Açude Cedro enfrenta consequências da seca.
Reservatório no Sertão Central está com 0,2% da capacidade total de água desde setembro. Obra foi uma das primeiras respostas em forma de infraestrutura à seca no Nordeste
O Povo
A primeira grande obra hidráulica moderna da América do Sul perdeu a função. Ao menos até o próximo inverno — se ele for bom —, já não há água para o açude Cedro, em Quixadá (no Sertão Central), armazenar. Após cinco anos consecutivos de estiagem no Ceará, o recurso que sobrou está misturado à lama e representa 0,2% da capacidade do equipamento. Rachaduras cobrem a maior parte do que antes estava submerso. Da base ao topo, a barragem pode ser vista em seus 20 metros de profundidade e mais de 400 metros de extensão.
Mesmo quando cheio, as águas do reservatório não são usadas para abastecimento da população, atendida pelo açude Pedras Brancas. Entre moradores da região e técnicos em gestão hídrica há consenso: isso garantiu que ainda houvesse água até este ano. “Já era previsto que iria esvaziar. Tanto que foi liberada a pesca para tirar os peixes que já iriam morrer (sem água)”, explica José Cláudio, secretário do Comitê de Bacias do Banabuiú.
De acordo com Edelson Santos, 29, presidente da Associação de Moradores do Açude do Cedro, a medida amenizou, mas os problemas enfrentados pela população permanecem. “Ainda tem muita morte de peixe, de tartaruga… O açude está assoreado”, aponta. Segundo ele, quem vivia do turismo ou da pesca está fazendo “malabarismo para sobreviver”. “Ele seco até é um atrativo, mas os turistas vêm e vão embora. Não ficam, não consomem, não tem banho”, resume.

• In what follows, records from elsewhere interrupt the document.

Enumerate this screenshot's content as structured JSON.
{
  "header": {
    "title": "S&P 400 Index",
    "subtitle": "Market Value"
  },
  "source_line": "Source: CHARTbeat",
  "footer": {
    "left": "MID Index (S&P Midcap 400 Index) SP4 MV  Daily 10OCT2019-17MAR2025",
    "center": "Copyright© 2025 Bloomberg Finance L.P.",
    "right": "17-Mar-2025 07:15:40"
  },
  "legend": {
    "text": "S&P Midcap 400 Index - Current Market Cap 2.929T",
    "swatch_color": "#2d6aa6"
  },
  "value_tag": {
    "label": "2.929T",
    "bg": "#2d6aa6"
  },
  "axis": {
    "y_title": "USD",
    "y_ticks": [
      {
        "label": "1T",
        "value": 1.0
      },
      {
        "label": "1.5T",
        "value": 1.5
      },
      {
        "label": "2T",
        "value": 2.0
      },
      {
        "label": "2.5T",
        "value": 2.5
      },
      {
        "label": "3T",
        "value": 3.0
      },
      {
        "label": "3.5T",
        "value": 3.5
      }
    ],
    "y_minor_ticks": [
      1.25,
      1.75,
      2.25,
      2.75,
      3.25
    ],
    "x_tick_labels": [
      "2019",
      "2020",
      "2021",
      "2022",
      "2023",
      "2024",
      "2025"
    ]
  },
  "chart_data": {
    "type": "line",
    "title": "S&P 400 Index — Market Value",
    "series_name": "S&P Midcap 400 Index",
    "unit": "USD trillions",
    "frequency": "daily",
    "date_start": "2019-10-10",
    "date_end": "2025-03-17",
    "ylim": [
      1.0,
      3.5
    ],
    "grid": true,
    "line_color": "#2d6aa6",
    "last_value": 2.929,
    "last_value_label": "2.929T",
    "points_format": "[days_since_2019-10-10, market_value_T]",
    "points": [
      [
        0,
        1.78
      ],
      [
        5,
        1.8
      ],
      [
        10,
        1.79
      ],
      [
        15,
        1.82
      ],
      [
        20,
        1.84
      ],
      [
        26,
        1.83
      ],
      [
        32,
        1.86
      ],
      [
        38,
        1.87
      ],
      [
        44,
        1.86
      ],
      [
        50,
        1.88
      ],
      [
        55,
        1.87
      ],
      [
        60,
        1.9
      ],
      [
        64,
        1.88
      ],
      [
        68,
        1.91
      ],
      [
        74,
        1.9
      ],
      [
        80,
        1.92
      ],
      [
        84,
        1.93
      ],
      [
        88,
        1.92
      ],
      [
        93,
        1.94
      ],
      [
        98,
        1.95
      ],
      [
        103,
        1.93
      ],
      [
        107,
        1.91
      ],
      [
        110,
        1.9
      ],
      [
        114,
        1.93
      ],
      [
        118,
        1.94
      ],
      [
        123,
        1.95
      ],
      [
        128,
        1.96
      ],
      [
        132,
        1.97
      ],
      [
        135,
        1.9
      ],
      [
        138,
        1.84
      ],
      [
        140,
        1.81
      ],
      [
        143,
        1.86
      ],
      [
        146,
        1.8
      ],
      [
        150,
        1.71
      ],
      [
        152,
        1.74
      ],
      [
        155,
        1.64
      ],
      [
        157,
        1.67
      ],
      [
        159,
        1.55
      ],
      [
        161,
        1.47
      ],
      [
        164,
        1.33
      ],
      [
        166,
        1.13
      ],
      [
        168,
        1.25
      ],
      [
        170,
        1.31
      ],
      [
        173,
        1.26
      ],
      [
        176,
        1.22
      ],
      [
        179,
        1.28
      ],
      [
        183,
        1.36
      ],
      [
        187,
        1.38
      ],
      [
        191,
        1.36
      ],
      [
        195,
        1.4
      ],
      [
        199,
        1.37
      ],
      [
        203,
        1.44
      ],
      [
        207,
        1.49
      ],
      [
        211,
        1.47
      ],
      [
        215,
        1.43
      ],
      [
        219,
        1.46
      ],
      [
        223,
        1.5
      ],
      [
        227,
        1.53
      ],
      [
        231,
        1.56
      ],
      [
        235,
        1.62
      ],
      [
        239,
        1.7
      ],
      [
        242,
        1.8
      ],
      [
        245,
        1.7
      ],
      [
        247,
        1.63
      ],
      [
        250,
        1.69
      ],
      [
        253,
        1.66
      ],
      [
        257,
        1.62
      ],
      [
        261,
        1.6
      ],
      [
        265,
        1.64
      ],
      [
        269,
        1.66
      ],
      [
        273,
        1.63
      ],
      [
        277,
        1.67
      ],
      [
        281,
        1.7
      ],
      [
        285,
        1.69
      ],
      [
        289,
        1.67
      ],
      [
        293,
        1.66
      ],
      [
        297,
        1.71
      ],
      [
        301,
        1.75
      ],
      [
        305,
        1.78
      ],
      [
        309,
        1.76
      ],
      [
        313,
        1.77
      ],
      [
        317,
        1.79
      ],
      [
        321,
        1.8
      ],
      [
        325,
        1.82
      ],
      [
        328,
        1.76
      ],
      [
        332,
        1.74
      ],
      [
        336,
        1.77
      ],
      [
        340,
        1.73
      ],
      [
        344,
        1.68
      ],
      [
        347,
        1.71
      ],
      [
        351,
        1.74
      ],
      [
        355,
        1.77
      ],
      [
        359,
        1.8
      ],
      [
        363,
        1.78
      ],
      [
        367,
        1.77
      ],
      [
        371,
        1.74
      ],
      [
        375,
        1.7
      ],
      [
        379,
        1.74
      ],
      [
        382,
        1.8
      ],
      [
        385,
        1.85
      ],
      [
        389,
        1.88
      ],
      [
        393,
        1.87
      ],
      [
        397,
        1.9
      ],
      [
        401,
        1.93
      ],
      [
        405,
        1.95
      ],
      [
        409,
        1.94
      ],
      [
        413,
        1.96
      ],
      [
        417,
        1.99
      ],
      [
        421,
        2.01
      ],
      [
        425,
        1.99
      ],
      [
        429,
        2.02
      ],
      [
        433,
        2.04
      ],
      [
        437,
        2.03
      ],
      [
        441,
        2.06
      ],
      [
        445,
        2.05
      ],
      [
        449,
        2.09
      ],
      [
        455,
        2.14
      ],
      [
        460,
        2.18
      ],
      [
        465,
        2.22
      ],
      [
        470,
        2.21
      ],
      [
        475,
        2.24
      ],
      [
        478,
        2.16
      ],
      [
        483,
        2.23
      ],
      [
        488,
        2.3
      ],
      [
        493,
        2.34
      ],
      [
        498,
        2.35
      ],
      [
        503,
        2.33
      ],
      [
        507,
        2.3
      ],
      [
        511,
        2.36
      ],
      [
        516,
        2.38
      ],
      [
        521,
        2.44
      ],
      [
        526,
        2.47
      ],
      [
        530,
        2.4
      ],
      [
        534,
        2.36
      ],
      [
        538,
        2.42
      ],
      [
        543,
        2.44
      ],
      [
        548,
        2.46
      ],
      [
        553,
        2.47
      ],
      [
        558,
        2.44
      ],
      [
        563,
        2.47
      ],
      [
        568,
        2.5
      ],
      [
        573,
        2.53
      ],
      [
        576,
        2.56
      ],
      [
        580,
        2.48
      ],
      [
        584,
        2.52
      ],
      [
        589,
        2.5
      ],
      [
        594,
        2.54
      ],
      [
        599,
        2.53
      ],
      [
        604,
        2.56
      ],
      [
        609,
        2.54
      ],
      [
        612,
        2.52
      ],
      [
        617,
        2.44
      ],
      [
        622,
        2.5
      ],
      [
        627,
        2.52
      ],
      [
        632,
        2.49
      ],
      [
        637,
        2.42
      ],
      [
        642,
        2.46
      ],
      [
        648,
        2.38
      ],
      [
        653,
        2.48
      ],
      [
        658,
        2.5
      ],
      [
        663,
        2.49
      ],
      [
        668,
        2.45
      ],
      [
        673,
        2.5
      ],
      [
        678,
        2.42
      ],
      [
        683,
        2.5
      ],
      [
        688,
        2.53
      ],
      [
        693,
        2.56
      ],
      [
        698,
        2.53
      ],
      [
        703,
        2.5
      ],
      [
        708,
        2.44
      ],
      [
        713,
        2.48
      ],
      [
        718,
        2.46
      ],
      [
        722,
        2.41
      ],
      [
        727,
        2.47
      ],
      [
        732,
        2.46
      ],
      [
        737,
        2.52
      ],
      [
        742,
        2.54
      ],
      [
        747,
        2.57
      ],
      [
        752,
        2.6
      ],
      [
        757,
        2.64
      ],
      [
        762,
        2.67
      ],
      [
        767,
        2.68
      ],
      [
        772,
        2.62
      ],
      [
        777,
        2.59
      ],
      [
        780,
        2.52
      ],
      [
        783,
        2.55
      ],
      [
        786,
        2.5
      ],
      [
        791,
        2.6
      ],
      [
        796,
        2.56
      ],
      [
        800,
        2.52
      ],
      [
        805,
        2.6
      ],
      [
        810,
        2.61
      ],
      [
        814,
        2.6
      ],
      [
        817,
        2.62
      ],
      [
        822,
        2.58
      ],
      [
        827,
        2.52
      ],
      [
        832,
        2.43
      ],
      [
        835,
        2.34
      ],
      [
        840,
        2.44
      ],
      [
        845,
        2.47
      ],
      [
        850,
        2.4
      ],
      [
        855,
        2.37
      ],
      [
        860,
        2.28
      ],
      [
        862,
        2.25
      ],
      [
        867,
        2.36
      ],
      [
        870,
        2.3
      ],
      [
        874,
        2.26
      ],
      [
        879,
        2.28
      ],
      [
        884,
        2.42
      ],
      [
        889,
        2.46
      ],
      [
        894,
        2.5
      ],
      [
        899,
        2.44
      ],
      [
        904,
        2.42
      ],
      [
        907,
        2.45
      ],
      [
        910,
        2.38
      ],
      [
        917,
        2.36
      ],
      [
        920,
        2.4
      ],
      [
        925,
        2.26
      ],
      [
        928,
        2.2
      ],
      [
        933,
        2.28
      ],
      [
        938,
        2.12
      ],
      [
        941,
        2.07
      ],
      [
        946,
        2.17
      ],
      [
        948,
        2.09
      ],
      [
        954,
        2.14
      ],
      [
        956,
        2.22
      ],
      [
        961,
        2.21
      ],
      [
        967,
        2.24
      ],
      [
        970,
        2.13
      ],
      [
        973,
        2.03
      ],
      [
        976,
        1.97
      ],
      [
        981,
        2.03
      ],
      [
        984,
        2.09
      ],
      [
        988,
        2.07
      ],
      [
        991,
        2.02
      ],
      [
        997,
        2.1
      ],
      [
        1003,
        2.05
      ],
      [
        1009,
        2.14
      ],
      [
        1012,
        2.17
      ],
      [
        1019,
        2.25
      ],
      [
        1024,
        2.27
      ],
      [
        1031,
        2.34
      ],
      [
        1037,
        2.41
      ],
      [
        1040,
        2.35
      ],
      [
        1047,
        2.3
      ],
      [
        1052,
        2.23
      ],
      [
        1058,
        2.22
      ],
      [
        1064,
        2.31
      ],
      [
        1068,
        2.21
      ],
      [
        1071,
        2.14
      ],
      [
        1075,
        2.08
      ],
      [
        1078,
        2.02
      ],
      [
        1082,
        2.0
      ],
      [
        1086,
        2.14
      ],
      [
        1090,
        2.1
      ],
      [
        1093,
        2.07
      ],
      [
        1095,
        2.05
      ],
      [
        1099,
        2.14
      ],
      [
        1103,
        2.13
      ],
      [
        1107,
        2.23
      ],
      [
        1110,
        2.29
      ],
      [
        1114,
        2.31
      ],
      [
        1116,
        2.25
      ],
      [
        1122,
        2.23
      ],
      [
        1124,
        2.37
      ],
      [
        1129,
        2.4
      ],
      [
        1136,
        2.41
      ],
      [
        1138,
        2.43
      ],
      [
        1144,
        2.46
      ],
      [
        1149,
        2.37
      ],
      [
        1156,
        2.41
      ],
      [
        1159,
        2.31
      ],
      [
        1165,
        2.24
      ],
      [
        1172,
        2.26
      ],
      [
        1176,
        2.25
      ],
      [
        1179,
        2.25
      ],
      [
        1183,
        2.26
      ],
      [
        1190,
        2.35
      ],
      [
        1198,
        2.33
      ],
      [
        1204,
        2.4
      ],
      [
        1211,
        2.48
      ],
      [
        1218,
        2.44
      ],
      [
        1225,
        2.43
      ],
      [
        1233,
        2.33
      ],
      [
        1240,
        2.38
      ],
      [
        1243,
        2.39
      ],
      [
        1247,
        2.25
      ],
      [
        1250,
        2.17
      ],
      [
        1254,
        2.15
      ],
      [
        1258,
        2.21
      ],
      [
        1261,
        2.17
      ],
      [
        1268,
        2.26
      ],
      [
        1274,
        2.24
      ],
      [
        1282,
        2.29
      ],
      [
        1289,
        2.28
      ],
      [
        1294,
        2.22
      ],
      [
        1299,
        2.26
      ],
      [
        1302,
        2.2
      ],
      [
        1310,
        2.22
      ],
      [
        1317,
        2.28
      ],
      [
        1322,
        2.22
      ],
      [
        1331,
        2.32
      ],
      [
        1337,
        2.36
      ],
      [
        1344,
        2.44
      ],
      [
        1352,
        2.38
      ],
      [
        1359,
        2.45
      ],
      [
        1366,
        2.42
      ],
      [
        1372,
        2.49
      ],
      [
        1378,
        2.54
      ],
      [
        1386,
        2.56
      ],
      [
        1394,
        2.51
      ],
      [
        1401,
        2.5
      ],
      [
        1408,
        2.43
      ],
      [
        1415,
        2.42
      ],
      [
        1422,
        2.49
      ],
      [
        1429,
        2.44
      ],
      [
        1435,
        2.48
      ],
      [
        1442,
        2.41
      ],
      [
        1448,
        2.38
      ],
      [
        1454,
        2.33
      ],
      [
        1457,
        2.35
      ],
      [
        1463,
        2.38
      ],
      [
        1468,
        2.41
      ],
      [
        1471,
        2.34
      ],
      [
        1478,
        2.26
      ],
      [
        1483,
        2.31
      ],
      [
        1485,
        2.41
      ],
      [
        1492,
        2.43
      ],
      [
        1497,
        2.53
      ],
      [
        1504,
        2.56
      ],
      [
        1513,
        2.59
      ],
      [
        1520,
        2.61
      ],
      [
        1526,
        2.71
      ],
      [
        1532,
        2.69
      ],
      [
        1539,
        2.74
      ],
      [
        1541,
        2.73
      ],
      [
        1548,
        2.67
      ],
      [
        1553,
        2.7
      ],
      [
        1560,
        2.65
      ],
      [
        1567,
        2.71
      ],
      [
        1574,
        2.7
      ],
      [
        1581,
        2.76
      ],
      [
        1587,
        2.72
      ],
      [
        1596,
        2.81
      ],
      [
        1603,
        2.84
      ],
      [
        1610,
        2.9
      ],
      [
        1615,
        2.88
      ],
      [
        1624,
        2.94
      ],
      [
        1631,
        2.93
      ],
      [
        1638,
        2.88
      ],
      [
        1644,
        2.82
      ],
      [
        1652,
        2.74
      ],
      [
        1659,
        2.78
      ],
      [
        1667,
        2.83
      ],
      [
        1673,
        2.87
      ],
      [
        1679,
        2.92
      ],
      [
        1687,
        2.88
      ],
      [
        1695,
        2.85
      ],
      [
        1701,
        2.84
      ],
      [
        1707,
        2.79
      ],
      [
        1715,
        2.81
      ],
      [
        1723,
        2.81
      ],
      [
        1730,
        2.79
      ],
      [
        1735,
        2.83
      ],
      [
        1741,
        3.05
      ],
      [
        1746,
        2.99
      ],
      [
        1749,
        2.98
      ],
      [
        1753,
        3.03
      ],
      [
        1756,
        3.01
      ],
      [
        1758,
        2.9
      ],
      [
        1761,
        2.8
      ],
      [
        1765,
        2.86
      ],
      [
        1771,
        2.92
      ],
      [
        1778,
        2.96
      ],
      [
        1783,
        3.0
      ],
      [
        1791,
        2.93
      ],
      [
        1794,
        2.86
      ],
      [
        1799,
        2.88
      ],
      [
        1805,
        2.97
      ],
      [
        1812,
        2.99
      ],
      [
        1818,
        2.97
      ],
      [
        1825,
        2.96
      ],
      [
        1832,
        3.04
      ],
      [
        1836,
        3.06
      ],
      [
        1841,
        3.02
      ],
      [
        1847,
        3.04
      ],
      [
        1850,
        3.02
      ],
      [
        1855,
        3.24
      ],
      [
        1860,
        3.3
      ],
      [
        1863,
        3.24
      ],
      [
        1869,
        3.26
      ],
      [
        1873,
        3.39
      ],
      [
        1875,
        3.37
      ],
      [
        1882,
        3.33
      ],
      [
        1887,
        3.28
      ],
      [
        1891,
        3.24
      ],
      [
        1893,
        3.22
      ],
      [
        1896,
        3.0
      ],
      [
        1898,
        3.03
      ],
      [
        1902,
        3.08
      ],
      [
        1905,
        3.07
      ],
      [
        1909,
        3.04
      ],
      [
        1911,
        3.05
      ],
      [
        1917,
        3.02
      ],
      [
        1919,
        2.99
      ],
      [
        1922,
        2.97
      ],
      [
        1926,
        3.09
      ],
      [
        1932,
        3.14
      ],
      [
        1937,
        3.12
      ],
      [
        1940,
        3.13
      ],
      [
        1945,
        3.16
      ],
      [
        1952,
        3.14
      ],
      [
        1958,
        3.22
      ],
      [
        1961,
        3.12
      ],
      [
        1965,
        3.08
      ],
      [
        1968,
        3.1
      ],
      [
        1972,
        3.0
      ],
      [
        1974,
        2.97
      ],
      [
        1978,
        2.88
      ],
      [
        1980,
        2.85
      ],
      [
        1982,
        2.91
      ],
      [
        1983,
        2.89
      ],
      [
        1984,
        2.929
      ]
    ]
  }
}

A alternativa encontrada pelo comerciante Robério dos Santos, 52, para manter o restaurante que gerencia foi comprar pescados do Castanhão. Ele explica que o nível do reservatório se manteve até março, mas a situação piorou nos meses seguintes. A esperança do comerciante é a próxima quadra chuvosa. “Pode ser que seja um inverno bom”.
Desde setembro, o nível do Cedro se mantém em 0,2% da capacidade total. O cenário é o pior registrado pela Companhia de Gestão dos Recursos Hídricos (Cogerh) desde 2004, desde quando os dados estão disponíveis. O pior registro até então tinha sido em janeiro de 2009, quando o açude tinha 2,6% da capacidade total.
História
Criado no período Imperial, por dom Pedro II, o projeto do Cedro foi a medida tomada em resposta à seca entre os anos de 1877 e 1879. A obra, iniciada em 1890, viu a República ser implantada no Brasil antes de ser concluída, em 1906. Eduardo Segundo, coordenador estadual do Departamento Nacional das Obras Contra as Secas (Dnocs) no Ceará, destaca o pioneirismo do equipamento nas obras de convivência e combate à seca.Contudo, ele aponta que o projeto perdeu parte das funções ao longo dos séculos com o crescimento da população. “Construíram muito grande, tanto que poucas vezes sangrou”, explica. (Igor Cavalcante)
Mobilização
O governador Camilo Santana (PT) realiza, na manhã de hoje, encontro sobre a convivência com a seca e a transposição de águas do rio São Francisco. A obra é aguardada pelo Ceará desde a primeira metade do século XIX. O prazo de conclusão foi adiado para setembro do próximo ano.